“Does inspiration exist? Is there some kind of guaranteed way to be inspired, to produce ‘good’ work?” Junior English major Belanna Morales aimed to answer these questions in her audio essay on what inspires writers.
“I was curious if it was random and luck, or if it was hard work or if there was something in the world that causes inspiration,” Morales said.
Throughout Misty Krueger’s English 201 class, “Public Writing,” students have learned what public writing is and how to become engaged with it. Public writing is exactly that: writing for the public, and more targeted audiences. The course emphasizes writing for the Web and public relations, and includes work in producing audio essays.
Morales, a member of the class, was unsure of where to begin. “I was stuck, so I thought to myself, what do I have in my toolbox? I study English/Creative Writing, I work as a writing tutor [at Mantor Library] and see people struggle, so I thought of ways I could help them write essays.”
From there, she delved into navigating between investigating her questions on inspiration and the software used to compile the finished product.
“One of the hardest things was figuring out how to use the software; the longest process was putting it together and making sure it sounded pretty flawless,” Morales said.
For her essay, Morales interviewed English professor Kristen Case and two students. They agreed that yes sometimes things do come to you, and especially things from your past can inspire you, but you have to make it work
“One quote I highlight is from Kristen Case, who actually quoted [Pablo] Picasso; ‘Inspiration has to find you when you’re working,’”
One quote that did not make it into the final essay from English/Creative Writing major Annie Moloney echoes this sentiment; “Writing is a ‘labor of love,’ and you need to put in the work to see your inspiration become reality.”
“For example, the more you read, the better you write,” Morales added.
For Morales personally, she revealed that inspiration comes to her from memories or images she encounters throughout the day. “I’ll be inspired by a series of events and think ‘oh I hadn’t thought of that before,’ and I’ll write about that.”
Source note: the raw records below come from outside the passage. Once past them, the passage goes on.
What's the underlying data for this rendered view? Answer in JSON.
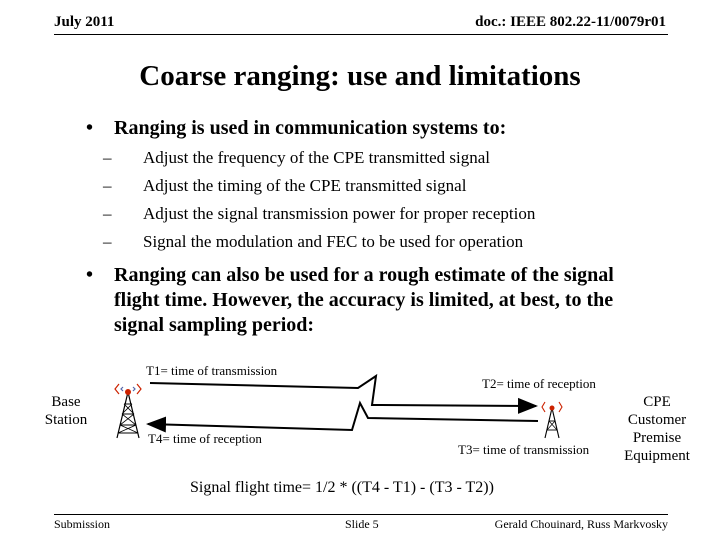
{
  "header": {
    "date": "July 2011",
    "doc_id": "doc.: IEEE 802.22-11/0079r01"
  },
  "slide_title": "Coarse ranging: use and limitations",
  "bullets": [
    {
      "marker": "•",
      "text": "Ranging is used in communication systems to:",
      "subitems": [
        "Adjust the frequency of the CPE transmitted signal",
        "Adjust the timing of the CPE transmitted signal",
        "Adjust the signal transmission power for proper reception",
        "Signal the modulation and FEC to be used for operation"
      ]
    },
    {
      "marker": "•",
      "text": "Ranging can also be used for a rough estimate of the signal flight time.  However, the accuracy is limited, at best, to the signal sampling period:"
    }
  ],
  "sub_marker": "–",
  "diagram": {
    "base_station_label": "Base Station",
    "cpe_label": "CPE Customer Premise Equipment",
    "t1": "T1= time of transmission",
    "t2": "T2= time of reception",
    "t3": "T3= time of transmission",
    "t4": "T4= time of reception",
    "formula": "Signal flight time= 1/2 * ((T4 - T1) - (T3 - T2))"
  },
  "footer": {
    "left": "Submission",
    "center": "Slide 5",
    "right": "Gerald Chouinard, Russ Markvosky"
  }
}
In addition to investigating inspiration, tackling such an interactive format allowed Morales to see the ways in which audio and spoken word can add to the written word.
“One friend commented that my essay sounded like a documentary because of the mix of me and clips of my interviews. My listeners can get a direct comparison of what they’re saying [out loud vs. on paper],” she said. “You can’t hear [people’s] voices when you write a paper. and you can’t always have three quotes in a row.”
In addition to adding more depth to the written word, Morales observed that audio and talking out loud can break down mental barriers.
“Normally I don’t enjoy talking to strangers. I find conversation difficult, but this time it wasn’t that way,” she said. “I was so interested, any barriers I would put on myself beforehand kind of disappeared.”
“Sometimes there’s a barrier between your mind and the screen,” she added. “[During tutoring], people will be like, ‘I don’t know what to say,’ and they’ll tell me what they want to say and I’ll be like, ‘that’s great! Write that down!’ It’s great to take down that barrier; people don’t feel so much pressure to phrase things a certain way when they’re talking.”
Although she is not sure when she’ll have the opportunity to do another project like this, Morales said that she would like to do more audio essays in the future.
“Everyone should take this class!” Morales exclaimed with a laugh.